Monday, May 20, 2013

My forefather Einar

I am named after my great grandfather, Einar Jóhannesson. He was born in the year 1862, the youngest of eleven siblings, nine of which lived to adult age. Einar was a fisherman in the Westfjords, became a "foreman" on a fishing boat, the captain of the crew. Until early 20th century, Iceland's fishing fleet mostly comprised of small open rowing boats, typically with a crew of six or eight men. The boats and fishing gear had not changed much for centuries. This was a primitive and dangerous occupation.

Einar married my great grandmother, Ragnhildur in 1885. They lived in different places in the northern Westfjords, for a number of years in Bolungarvík, which is just north of Ísafjörður. Just outside Bolungarvík, an old fishing station from my great grandparents' time has been renovated and rebuilt and is today a museum.


I visited the Ósvör museum a few years ago and I very much recommend it. Take some time if you stop and imagine how life was just over 100 years ago. Make sure you get a chance to listen to the museum curator, a great storyteller. We stayed for more than an hour as he told us about the daily life of the fishermen.


In these times, people lived all around the Westfjords, the area was known as a "chest of food", because of the fishing grounds, birds and seals, that helped people survive the long winters.


This is the kind of boat my great grandfather was on. This one could be rigged with a mast and a basic sail, which made life a little easier if the winds were favorable.  If you come to Bolungarvík as a tourist, it is most likely summer time , but it was the winter season that was most important for the fishermen, many of whom were farm hands in the summer time.

Skálavík, probably spring time.

Einar and Ragnhildur also lived in Skálavík, a tiny bay that faces the open ocean of the North Atlantic. It lies close to the fishing grounds, which mattered as it could save hours of rowing, but it must have been windy and bleak in the harsh winters. 

Later they moved to Ingjaldssandur in Öndunarfjörður, where they lived on a small farm called Álfadalur. This is a more inviting place than Skálavík, and this is where my grandmother Elísabet spent childhood years.


Ingjaldssandur, Álfadalur was to the left, close to the sea.


I am not sure if Einar was still on a boat crew, but he probably kept on fishing, along with farming the homestead. Slowly but surely the times were changing in the early 20th century. The fishing villages grew bigger and the rigid social structure of the conservative farming society loosened. The boats got motorised but the sea was still treacherous. In September 1921 the motor boat Valþjófur caught a storm and went down with a crew of four, including Einar's son Pétur, the brother of my grandmother, and the captain of the boat, Kristján, who was Einar's son in law, married since two years to my grandmother's sister, María. María was left with a two year old son and pregnant. But she was a strong and determined woman. She had the wooden house that Kristján had just built taken down and shipped over the fjord to the hamlet Flateyri, where she earned a living by selling accommodation and meals to workers. You can still see her house in Flateyri, named Maríuhús. She managed to raise her two children well, and her son later became the 'Speaker' of the Icelandic Parliament.
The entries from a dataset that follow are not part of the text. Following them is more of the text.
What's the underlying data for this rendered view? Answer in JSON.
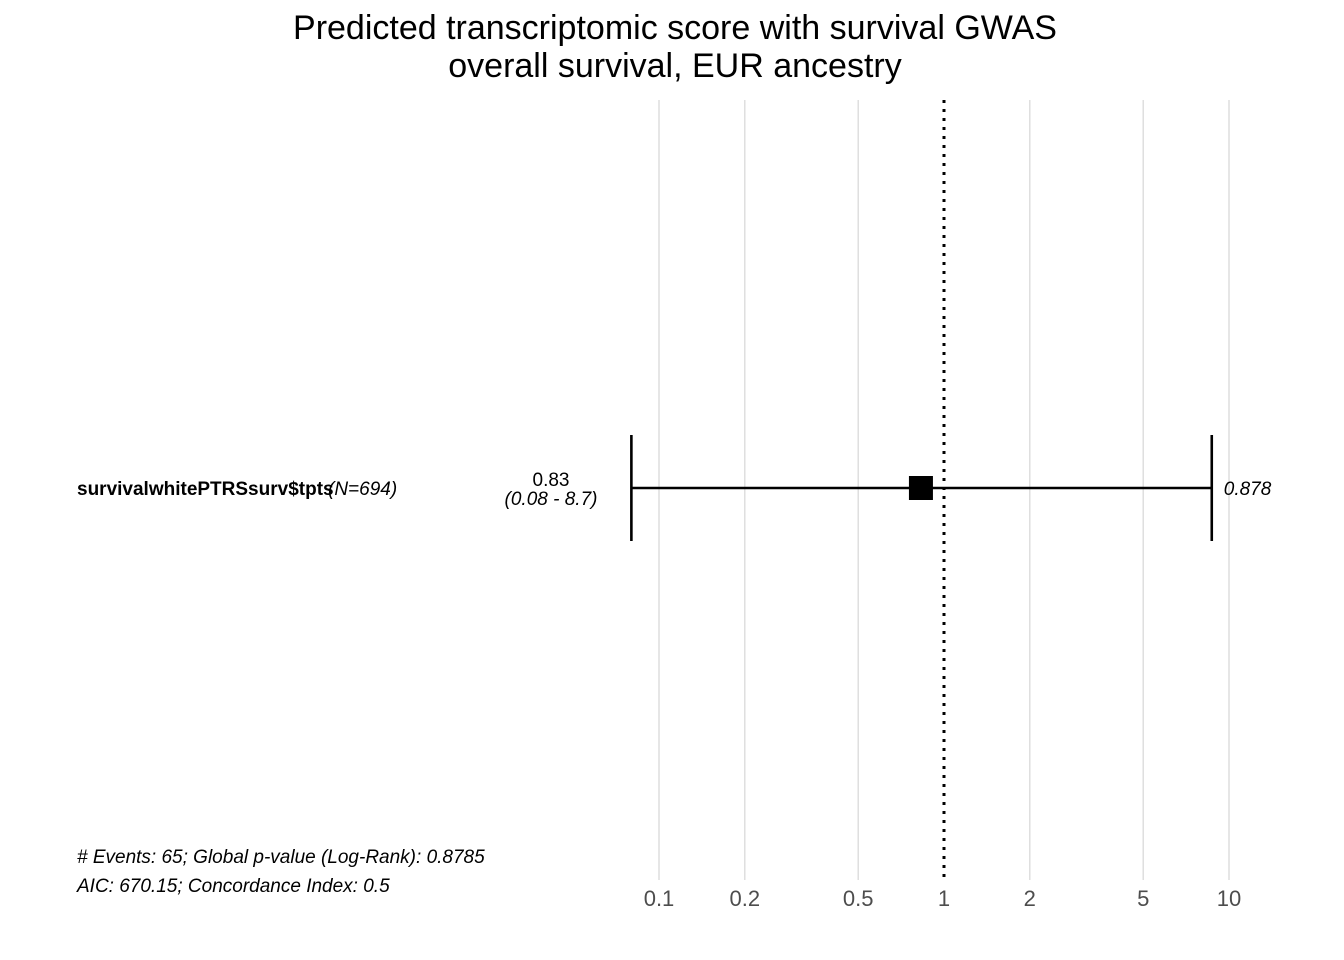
{
  "chart_data": {
    "type": "forest",
    "title_lines": [
      "Predicted transcriptomic score with survival GWAS",
      "overall survival, EUR ancestry"
    ],
    "x_scale": "log",
    "x_ticks": [
      0.1,
      0.2,
      0.5,
      1,
      2,
      5,
      10
    ],
    "x_tick_labels": [
      "0.1",
      "0.2",
      "0.5",
      "1",
      "2",
      "5",
      "10"
    ],
    "xlim": [
      0.08,
      10
    ],
    "reference_line": 1,
    "grid": true,
    "rows": [
      {
        "variable": "survivalwhitePTRSsurv$tpts",
        "n_label": "(N=694)",
        "estimate": 0.83,
        "ci_lower": 0.08,
        "ci_upper": 8.7,
        "estimate_label": "0.83",
        "ci_label": "(0.08 - 8.7)",
        "p_value_label": "0.878"
      }
    ],
    "footer_lines": [
      "# Events: 65; Global p-value (Log-Rank): 0.8785",
      "AIC: 670.15; Concordance Index: 0.5"
    ]
  }
}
The book Heaven and Hell by Jón Kalmann Stefánsson (available in English and other translations) is a great account of these times in the Westfjords and the harsh lives of fishermen, and it is also a beautifully written quite superb novel. (see a review).


Take it with you when you travel to the Westfjords, a region of Ieland not to be missed! I read it last fall, and it is one reason why I have wanted to learn more about my forefathers and their lives. I'll write some more as I manage to assemble more pieces of their history.

Remains of a fishermen's hut in Breiðavík.